Hacker News new | ask | show | jobs
by naniwaduni 2137 days ago
In a world where you design your entire data processing pipeline from the ground up for each process, sure, you the person who knows the encoding of the program, and the program itself, have the same knowledge of text encodings. You also wouldn't have this problem in the first place.

In practice, if this comes up at all it's a huge mistake to be destroying your data. Curse the person who wrote the tool in the middle that eats data, and don't be them.

Even outright throwing errors is better than replacing characters and expecting whoever looks at the data on the other end to notice.

1 comments

If you want an error, throw an error. We specified that up front. The entire sub-thread you're in is about what happens if you for whatever reason can't throw an error or don't want to.

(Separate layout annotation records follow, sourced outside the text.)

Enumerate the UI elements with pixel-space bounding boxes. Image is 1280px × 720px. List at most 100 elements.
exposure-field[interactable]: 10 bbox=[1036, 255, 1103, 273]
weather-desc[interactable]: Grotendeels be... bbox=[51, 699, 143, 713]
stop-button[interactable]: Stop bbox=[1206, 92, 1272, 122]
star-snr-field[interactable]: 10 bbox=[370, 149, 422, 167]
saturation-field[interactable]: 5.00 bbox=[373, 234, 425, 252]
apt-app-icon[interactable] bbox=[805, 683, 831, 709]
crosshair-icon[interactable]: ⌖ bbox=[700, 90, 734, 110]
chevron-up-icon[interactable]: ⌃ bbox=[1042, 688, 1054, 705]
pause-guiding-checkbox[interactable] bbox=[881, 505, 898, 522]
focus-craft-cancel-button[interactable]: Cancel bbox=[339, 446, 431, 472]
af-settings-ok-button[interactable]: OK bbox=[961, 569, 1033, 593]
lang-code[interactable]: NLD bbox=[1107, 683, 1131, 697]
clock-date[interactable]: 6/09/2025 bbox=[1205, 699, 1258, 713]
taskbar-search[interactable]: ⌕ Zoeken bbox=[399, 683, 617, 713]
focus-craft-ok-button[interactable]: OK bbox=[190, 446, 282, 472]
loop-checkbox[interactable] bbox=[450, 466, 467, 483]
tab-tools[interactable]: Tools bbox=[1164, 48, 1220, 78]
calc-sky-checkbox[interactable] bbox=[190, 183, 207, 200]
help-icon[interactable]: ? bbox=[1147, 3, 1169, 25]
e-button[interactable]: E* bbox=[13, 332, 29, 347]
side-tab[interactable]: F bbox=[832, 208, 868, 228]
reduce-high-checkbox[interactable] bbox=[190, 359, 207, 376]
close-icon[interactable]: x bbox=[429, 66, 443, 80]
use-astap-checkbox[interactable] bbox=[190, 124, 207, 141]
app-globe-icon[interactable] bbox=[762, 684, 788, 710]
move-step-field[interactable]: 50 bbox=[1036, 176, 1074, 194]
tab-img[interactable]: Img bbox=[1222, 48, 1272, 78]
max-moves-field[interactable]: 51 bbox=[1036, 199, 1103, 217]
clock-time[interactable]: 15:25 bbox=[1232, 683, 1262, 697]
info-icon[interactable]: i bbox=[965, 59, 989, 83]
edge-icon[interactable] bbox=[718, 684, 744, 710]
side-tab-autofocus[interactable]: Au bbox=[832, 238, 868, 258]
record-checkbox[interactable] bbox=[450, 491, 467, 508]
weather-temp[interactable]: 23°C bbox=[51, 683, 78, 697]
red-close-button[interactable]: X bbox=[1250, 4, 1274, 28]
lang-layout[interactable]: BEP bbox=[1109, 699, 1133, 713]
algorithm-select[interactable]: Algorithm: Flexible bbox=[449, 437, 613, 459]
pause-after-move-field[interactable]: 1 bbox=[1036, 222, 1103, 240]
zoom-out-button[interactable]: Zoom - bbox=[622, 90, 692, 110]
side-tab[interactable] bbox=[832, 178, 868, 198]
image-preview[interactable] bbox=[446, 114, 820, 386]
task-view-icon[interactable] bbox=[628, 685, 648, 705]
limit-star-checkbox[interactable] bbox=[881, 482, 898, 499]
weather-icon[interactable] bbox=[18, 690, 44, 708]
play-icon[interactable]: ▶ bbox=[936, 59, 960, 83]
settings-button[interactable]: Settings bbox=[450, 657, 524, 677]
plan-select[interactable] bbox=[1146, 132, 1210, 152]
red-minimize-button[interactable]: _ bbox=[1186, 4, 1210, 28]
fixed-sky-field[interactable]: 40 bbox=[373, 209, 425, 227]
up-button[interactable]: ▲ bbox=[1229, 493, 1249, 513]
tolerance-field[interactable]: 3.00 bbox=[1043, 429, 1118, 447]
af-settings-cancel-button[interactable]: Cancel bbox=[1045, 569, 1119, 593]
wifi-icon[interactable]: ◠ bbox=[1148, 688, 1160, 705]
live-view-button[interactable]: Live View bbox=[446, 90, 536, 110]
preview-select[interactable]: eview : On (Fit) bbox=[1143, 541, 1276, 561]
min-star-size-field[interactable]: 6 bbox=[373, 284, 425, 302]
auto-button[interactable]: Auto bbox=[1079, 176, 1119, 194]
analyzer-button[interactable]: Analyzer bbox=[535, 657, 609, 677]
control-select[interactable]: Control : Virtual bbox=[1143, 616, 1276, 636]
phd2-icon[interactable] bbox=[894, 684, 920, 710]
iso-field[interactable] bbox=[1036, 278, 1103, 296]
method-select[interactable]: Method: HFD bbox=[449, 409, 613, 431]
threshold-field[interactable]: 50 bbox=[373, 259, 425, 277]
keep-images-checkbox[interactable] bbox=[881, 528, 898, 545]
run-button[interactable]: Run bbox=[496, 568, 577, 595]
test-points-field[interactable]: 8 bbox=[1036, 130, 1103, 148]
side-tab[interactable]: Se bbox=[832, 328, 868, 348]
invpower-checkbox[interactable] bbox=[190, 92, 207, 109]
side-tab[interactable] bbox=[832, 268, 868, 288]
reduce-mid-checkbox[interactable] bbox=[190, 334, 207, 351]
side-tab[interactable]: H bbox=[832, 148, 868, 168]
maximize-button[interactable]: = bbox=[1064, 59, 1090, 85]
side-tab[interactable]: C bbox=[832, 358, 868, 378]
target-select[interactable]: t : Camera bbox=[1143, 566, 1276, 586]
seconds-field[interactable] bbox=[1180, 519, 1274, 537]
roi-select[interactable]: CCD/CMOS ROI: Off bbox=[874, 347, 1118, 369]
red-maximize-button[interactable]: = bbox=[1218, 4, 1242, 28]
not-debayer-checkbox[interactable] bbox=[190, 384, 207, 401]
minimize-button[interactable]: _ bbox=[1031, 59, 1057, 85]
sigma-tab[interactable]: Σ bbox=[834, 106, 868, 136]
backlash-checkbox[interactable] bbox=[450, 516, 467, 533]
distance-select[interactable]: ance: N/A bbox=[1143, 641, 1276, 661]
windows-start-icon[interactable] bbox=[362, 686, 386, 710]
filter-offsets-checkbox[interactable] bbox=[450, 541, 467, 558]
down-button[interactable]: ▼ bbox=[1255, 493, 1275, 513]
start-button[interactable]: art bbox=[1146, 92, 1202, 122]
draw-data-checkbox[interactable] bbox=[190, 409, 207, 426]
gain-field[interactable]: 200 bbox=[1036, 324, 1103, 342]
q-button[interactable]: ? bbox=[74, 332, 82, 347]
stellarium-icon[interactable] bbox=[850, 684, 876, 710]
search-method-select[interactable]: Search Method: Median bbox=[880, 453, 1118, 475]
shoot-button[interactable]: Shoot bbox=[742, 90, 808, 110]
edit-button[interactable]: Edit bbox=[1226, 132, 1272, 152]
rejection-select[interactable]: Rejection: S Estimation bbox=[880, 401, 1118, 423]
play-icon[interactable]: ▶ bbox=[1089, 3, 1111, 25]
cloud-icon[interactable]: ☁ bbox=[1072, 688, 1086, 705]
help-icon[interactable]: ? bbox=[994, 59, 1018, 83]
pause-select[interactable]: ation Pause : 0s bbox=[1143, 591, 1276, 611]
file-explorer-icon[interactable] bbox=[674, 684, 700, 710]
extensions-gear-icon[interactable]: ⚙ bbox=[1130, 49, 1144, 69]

Notice that, again if you want an error you can detect U+FFFD and error out on that. I mean apparently this isn't Unicode after all right? So the only way U+FFFD got into the pipeline is because of an error you've now decided you should have caught but... didn't?

Your approach randomly introduces unspecified behaviour which is likely to introduce security vulnerabilities and who knows what other problems because it resists "Full Recognition Before Processing".

Unlike treating text in unknown encoding as UTF-8, passing it through mangled by tools that didn't actually understand it as you've proposed does lead to real world vulnerabilities that can be as serious as remote code execution.